The first, Mr. Minister, deals with the oceans act. I think members of the committee feel quite strongly that it's an initiative that's long overdue. As a first and major stab in that direction to establish an oceans policy for Canada, I was wondering if the minister would give some consideration to having the bill referred to the committee after introduction and first reading, rather than after second reading.
If it goes before the House before the break, I think there may be some work by way of consultations, public consultations, that the committee can do prior to that. The second reason is once it passes the House at second reading, it has approval in principle. I think that sometimes limits the sense of input, particularly by opposition members. This is a non-partisan approach to try to put some semblance of order into how we approach our ocean industry.
I put that out as a suggestion on behalf of the committee. I think it would allow us to feel that we're doing a little better work.

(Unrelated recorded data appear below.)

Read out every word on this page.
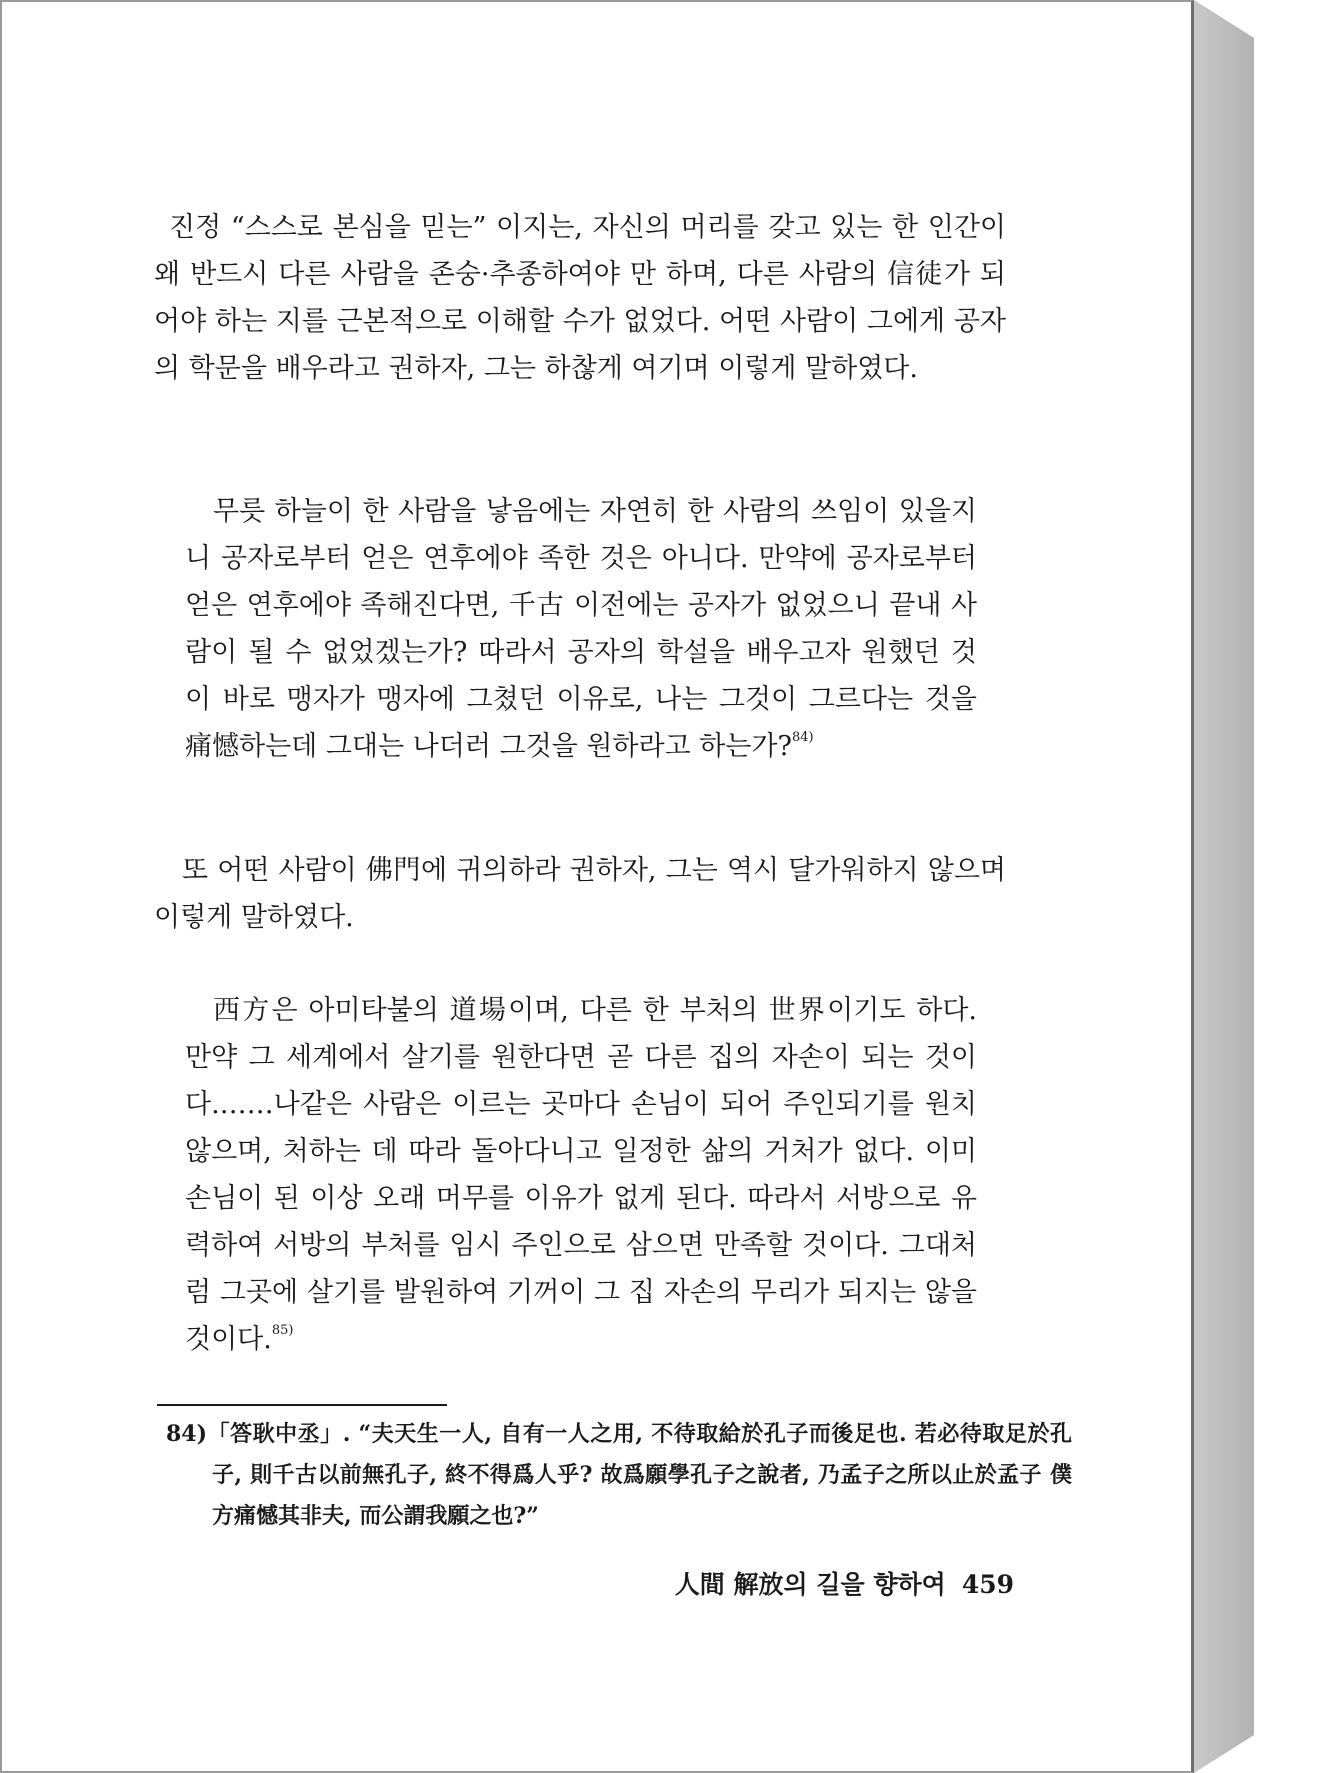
진정 “스스로 본심을 믿는” 이지는, 자신의 머리를 갖고 있는 한 인간이 왜 반드시 다른 사람을 존숭·추종하여야 만 하며, 다른 사람의 信徒가 되어야 하는 지를 근본적으로 이해할 수가 없었다. 어떤 사람이 그에게 공자의 학문을 배우라고 권하자, 그는 하찮게 여기며 이렇게 말하였다.

무릇 하늘이 한 사람을 낳음에는 자연히 한 사람의 쓰임이 있을지니 공자로부터 얻은 연후에야 족한 것은 아니다. 만약에 공자로부터 얻은 연후에야 족해진다면, 千古 이전에는 공자가 없었으니 끝내 사람이 될 수 없었겠는가? 따라서 공자의 학설을 배우고자 원했던 것이 바로 맹자가 맹자에 그쳤던 이유로, 나는 그것이 그르다는 것을 痛憾하는데 그대는 나더러 그것을 원하라고 하는가?$^{84)}$

또 어떤 사람이 佛門에 귀의하라 권하자, 그는 역시 달가워하지 않으며 이렇게 말하였다.

西方은 아미타불의 道場이며, 다른 한 부처의 世界이기도 하다. 만약 그 세계에서 살기를 원한다면 곧 다른 집의 자손이 되는 것이다.……나같은 사람은 이르는 곳마다 손님이 되어 주인되기를 원치 않으며, 처하는 데 따라 돌아다니고 일정한 삶의 거처가 없다. 이미 손님이 된 이상 오래 머무를 이유가 없게 된다. 따라서 서방으로 유력하여 서방의 부처를 임시 주인으로 삼으면 만족할 것이다. 그대처럼 그곳에 살기를 발원하여 기꺼이 그 집 자손의 무리가 되지는 않을 것이다.$^{85)}$

84)「答耿中丞」. “夫天生一人, 自有一人之用, 不待取給於孔子而後足也. 若必待取足於孔子, 則千古以前無孔子, 終不得爲人乎? 故爲願學孔子之說者, 乃孟子之所以止於孟子 僕方痛憾其非夫, 而公謂我願之也?”

人間 解放의 길을 향하여 459
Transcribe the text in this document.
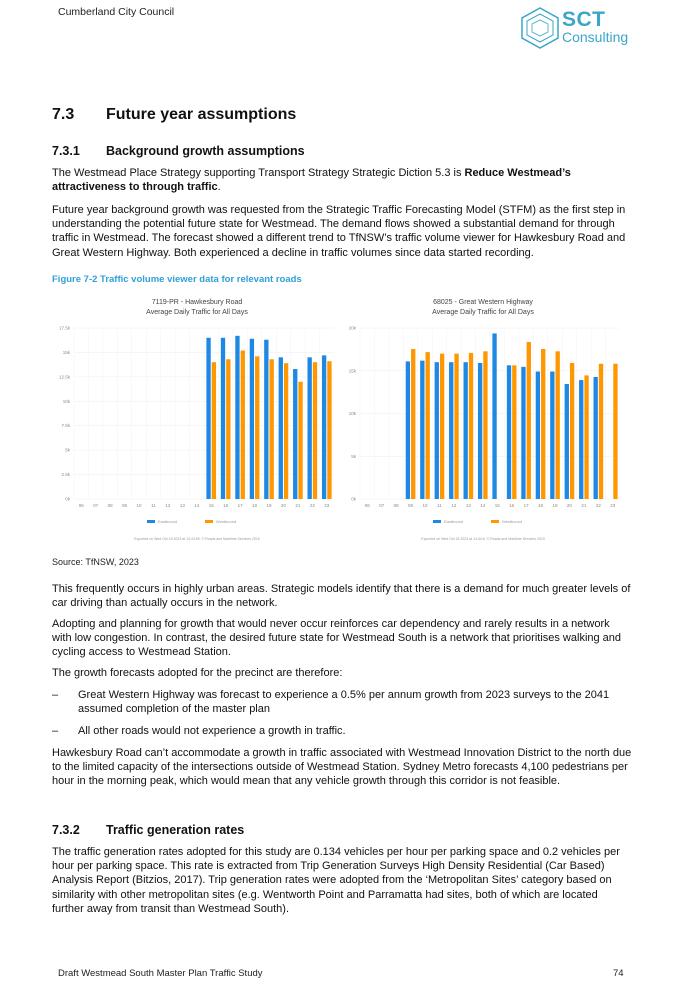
Cumberland City Council	SCT
Consulting
7.3 Future year assumptions
7.3.1 Background growth assumptions

The Westmead Place Strategy supporting Transport Strategy Strategic Diction 5.3 is Reduce Westmead’s attractiveness to through traffic.

Future year background growth was requested from the Strategic Traffic Forecasting Model (STFM) as the first step in understanding the potential future state for Westmead. The demand flows showed a substantial demand for through traffic in Westmead. The forecast showed a different trend to TfNSW’s traffic volume viewer for Hawkesbury Road and Great Western Highway. Both experienced a decline in traffic volumes since data started recording.

Figure 7-2 Traffic volume viewer data for relevant roads
7119-PR - Hawkesbury Road
Average Daily Traffic for All Days
0k
2.5k
5k
7.5k
10k
12.5k
15k
17.5k
06 07 08 09 10 11 12 13 14 15 16 17 18 19 20 21 22 23
Eastbound	Westbound
Exported on Wed Oct 18 2023 at 14:43:59. © Roads and Maritime Services 2015
68025 - Great Western Highway
Average Daily Traffic for All Days
0k
5k
10k
15k
20k
06 07 08 09 10 11 12 13 14 15 16 17 18 19 20 21 22 23
Eastbound	Westbound
Exported on Wed Oct 18 2023 at 14:44:6. © Roads and Maritime Services 2015
Source: TfNSW, 2023

This frequently occurs in highly urban areas. Strategic models identify that there is a demand for much greater levels of car driving than actually occurs in the network.

Adopting and planning for growth that would never occur reinforces car dependency and rarely results in a network with low congestion. In contrast, the desired future state for Westmead South is a network that prioritises walking and cycling access to Westmead Station.

The growth forecasts adopted for the precinct are therefore:

– Great Western Highway was forecast to experience a 0.5% per annum growth from 2023 surveys to the 2041 assumed completion of the master plan
– All other roads would not experience a growth in traffic.

Hawkesbury Road can’t accommodate a growth in traffic associated with Westmead Innovation District to the north due to the limited capacity of the intersections outside of Westmead Station. Sydney Metro forecasts 4,100 pedestrians per hour in the morning peak, which would mean that any vehicle growth through this corridor is not feasible.

7.3.2 Traffic generation rates

The traffic generation rates adopted for this study are 0.134 vehicles per hour per parking space and 0.2 vehicles per hour per parking space. This rate is extracted from Trip Generation Surveys High Density Residential (Car Based) Analysis Report (Bitzios, 2017). Trip generation rates were adopted from the ‘Metropolitan Sites’ category based on similarity with other metropolitan sites (e.g. Wentworth Point and Parramatta had sites, both of which are located further away from transit than Westmead South).

Draft Westmead South Master Plan Traffic Study	74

My second question deals with an area that you really didn't touch on but is very important. You've dealt with licensing, capacity reduction, overcapacity, capacity reduction on the east coast with respect to the ground fishery, but one of the things that I'm concerned about, particularly after coming back from British Columbia, is the habitat degradation that is happening in places like the Fraser, with the sewage going in from Vancouver, with the problem basically of clear-cutting on the banks of some of the estuaries that feed into where the salmon are going to spawn.
Could you tell me what your thoughts are as minister on what you and the government are prepared to do to try to clean up the habitat? Habitat degradation, as we've heard on the west coast, is a very serious problem when you're dealing with places such as the Fraser.
Mr. Tobin: On the first question, about reference of the oceans bill after first reading, that's something I hadn't thought about before today, but it's something I am certainly prepared to give consideration to. If it expedites the consideration of the bill and the work of the committee and gets us into it at an earlier date and takes advantage of the summer months, it's something I'd be glad to give very positive consideration to.
Let me consult on it and come back to the committee, through you, and give you another answer. But certainly we're looking at the timeframe we're into now, in the final weeks of the session, and unless we're staying here longer than had been anticipated, that route indeed may be the way to go. So I'll come back to you.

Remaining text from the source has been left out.